Functional testing type:
Unit testing
Component testing
Smoke testing.
Integration test
Regression testing
Sanity testing.
System testing
User acceptance testing
Unit testing
Unit testing ensures that each part of the code developed in
the component provides the desired output. In testing units, developers only
view interfaces and specifications for components. This provides code
development documentation because each unit of this code is really tested
independently before advancing to another unit.
Smoke testing.
Smoke testing is carried out on the 'new' build given by the
developer to the QA team to verify whether basic functions work or not. This is
one type of important functional testing. This must be the first test to do in
new buildings. In smoke testing, the test case selected covers the most
important functionality or components. The aim is not to carry out complete
testing, but to verify that the critical functionality of the system functions
properly.
Smoke testing.
If the build passes through smoke testing, it is considered
a stable building. In a stable building, the QA team performs functional
testing for new features / functionality added and then testing regression
depends on the situation. But if the build is not stable i.e. Smoke testing
failed, the build was rejected and forwarded to the development team to correct
development problems and make new buildings. Let's understand better with an
example.
Integration test
Integration testing is done to test individual components to
check how they function together. In other words, it is done to test the module
that works well individually and does not show bugs when integrated. This is
the most common type of functional testing and done as automatic testing.
Regression testing
Every time the developer changes or modifies the function /
features, it is likely that this update can cause unexpected behavior.

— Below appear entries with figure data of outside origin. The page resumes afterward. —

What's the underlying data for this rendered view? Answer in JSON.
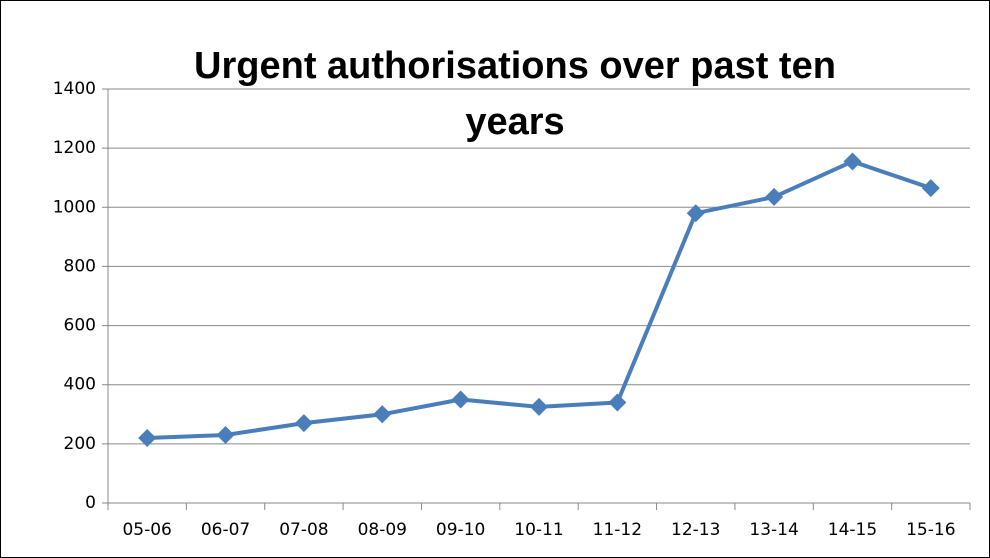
{
  "chart_data": {
    "type": "line",
    "title": "Urgent authorisations over past ten years",
    "categories": [
      "05-06",
      "06-07",
      "07-08",
      "08-09",
      "09-10",
      "10-11",
      "11-12",
      "12-13",
      "13-14",
      "14-15",
      "15-16"
    ],
    "series": [
      {
        "name": "Urgent authorisations",
        "color": "#4a7ebb",
        "values": [
          220,
          230,
          270,
          300,
          350,
          325,
          340,
          980,
          1035,
          1155,
          1065
        ]
      }
    ],
    "ylim": [
      0,
      1400
    ],
    "yticks": [
      0,
      200,
      400,
      600,
      800,
      1000,
      1200,
      1400
    ],
    "grid": true
  }
}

Regression testing is done to ensure that changes or additions have not damaged
existing functionality. The aim is to find a bug that might be accidentally
introduced into the existing build and to ensure that the bug that was
previously deleted continued to die. There are many functional testing tools
available that support regression testing.
Sanity testing.
When a new building was received with small modifications,
instead of running a comprehensive regression test suite, we conducted a sanity
test. It determines that the actual modification has fixed the problem and
there is no further problem introduced by improvement.
System testing
System testing is a test carried out on a complete and
integrated system to evaluate its compliance with the specified requirements.